A qualidade dessas informações também preocupa, um estudo realizado por pesquisadores da Universidade de São Paulo (USP) identificou que grande parte dos conteúdos sobre alimentação publicados no Instagram apresenta baixa qualidade, especialmente quando produzidos por criadores sem formação na área da saúde. Em contrapartida, as publicações feitas por nutricionistas e profissionais que utilizam evidências científicas obtiveram melhor avaliação em termos de confiabilidade.
Especialistas alertam que dietas copiadas da internet desconsideram fatores essenciais como idade, histórico de saúde, rotina, composição corporal, nível de atividade física e necessidades nutricionais específicas. Como consequência, aumentam os riscos de deficiências de vitaminas e minerais, perda de massa muscular, efeito sanfona, distúrbios alimentares e frustrações com resultados que dificilmente se mantêm a longo prazo.

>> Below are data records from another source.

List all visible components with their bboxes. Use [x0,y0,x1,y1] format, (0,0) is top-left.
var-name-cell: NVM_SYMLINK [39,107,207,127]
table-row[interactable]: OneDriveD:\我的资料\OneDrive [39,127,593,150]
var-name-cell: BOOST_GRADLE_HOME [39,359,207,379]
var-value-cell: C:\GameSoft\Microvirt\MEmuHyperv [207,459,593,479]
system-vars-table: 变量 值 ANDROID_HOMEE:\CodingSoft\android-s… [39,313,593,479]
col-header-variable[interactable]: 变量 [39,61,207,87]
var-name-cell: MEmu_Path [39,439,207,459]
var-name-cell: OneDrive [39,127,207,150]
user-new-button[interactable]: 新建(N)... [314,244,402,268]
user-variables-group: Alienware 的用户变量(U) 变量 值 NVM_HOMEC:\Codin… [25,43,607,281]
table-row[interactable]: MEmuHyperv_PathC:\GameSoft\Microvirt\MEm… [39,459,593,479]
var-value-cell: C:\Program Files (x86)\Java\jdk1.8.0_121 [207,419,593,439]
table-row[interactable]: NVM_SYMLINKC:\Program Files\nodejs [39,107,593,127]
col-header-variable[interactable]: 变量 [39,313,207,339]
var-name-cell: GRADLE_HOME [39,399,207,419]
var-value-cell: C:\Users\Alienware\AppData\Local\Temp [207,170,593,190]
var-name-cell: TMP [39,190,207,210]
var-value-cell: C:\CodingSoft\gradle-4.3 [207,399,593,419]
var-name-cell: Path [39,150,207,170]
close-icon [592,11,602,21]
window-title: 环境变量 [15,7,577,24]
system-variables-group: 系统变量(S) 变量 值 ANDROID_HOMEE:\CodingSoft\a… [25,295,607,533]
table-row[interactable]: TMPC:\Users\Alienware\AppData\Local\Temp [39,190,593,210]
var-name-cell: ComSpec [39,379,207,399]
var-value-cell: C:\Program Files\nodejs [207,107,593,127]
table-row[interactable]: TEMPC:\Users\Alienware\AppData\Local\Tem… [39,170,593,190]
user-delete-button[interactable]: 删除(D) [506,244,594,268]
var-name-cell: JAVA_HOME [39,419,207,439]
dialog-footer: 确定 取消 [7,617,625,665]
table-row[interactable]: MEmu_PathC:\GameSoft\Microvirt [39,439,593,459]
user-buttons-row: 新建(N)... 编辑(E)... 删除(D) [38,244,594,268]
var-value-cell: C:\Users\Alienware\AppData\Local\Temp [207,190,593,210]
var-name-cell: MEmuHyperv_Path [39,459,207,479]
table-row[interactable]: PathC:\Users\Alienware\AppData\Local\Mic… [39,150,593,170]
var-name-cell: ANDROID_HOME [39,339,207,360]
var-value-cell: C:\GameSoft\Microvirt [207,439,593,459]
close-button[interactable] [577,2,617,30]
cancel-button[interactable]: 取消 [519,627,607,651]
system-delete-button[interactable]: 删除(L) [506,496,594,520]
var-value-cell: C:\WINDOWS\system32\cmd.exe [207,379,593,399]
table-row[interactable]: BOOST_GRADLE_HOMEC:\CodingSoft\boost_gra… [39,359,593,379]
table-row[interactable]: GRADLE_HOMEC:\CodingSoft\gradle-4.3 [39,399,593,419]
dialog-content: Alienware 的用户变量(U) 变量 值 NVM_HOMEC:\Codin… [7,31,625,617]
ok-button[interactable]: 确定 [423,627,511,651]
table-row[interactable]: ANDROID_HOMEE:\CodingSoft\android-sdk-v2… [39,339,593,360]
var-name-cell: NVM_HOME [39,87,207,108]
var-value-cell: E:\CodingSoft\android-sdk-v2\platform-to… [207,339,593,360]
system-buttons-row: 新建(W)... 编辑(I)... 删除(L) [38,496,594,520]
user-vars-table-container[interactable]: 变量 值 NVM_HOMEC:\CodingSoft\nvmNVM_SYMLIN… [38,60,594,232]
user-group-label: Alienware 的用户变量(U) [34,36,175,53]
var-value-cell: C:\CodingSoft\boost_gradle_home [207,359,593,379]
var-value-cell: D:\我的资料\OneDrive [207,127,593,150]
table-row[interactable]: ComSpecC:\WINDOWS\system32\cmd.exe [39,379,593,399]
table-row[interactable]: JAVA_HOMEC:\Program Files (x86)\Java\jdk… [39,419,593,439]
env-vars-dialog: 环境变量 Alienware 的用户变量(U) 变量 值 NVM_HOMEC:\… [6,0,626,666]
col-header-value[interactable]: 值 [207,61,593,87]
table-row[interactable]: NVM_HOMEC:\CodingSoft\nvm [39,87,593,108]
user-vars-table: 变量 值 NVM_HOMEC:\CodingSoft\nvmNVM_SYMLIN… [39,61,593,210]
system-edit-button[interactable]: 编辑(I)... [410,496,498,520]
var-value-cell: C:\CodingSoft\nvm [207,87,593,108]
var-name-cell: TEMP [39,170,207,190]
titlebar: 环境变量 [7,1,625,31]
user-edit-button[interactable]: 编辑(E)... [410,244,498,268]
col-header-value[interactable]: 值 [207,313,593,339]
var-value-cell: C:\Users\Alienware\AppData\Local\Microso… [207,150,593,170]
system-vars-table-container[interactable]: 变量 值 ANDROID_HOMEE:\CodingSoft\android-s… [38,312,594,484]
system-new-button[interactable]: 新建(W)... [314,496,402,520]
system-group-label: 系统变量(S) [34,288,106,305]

Para a coordenadora do curso de Nutrição da UNIFAN, professora Narjan Keila, o principal problema das dietas compartilhadas nas redes sociais é que elas ignoram as particularidades de cada indivíduo. Segundo ela, embora as plataformas tenham democratizado o acesso à informação, também ampliaram a circulação de conteúdos sem respaldo científico. "Dietas prontas e promessas de emagrecimento rápido desconsideram a individualidade de cada pessoa e podem trazer consequências importantes para a saúde", explica.

A docente destaca que essas práticas podem favorecer deficiências nutricionais, perda de massa muscular, efeito sanfona e transtornos alimentares. Além disso, podem agravar doenças crônicas e autoimunes, dificultar o controle de condições como diabetes e hipertensão e, durante a gestação, comprometer a saúde da mãe e o desenvolvimento do bebê. "A alimentação deve ser planejada de forma individualizada por um nutricionista, considerando as necessidades, os objetivos e as condições de saúde de cada pessoa", reforça.
Diante desse cenário, a formação de profissionais preparados para orientar a população com base em evidências científicas torna-se cada vez mais necessária. De acordo com a professora Narjan Keila, a graduação vai muito além de ensinar a elaborar planos alimentares. "A formação universitária prepara profissionais com base em evidências científicas, pensamento crítico e responsabilidade ética para interpretar informações, orientar a população e combater a desinformação que circula nas redes sociais", afirma. Na UNIFAN, essa preparação acontece por meio da integração entre conhecimento técnico, prática clínica e formação humanizada.
Ao longo da graduação, os estudantes desenvolvem competências para avaliar cada paciente de forma individual, interpretar criticamente as informações disponíveis no ambiente digital e construir estratégias alimentares seguras, eficazes e alinhadas à realidade de cada pessoa.
Mais do que seguir tendências, cuidar da alimentação exige conhecimento, acompanhamento profissional e compreensão de que não existe uma dieta única capaz de atender todas as pessoas. Em um cenário dominado por algoritmos e conteúdos virais, a ciência continua sendo o caminho mais seguro para quem busca qualidade de vida e bem-estar.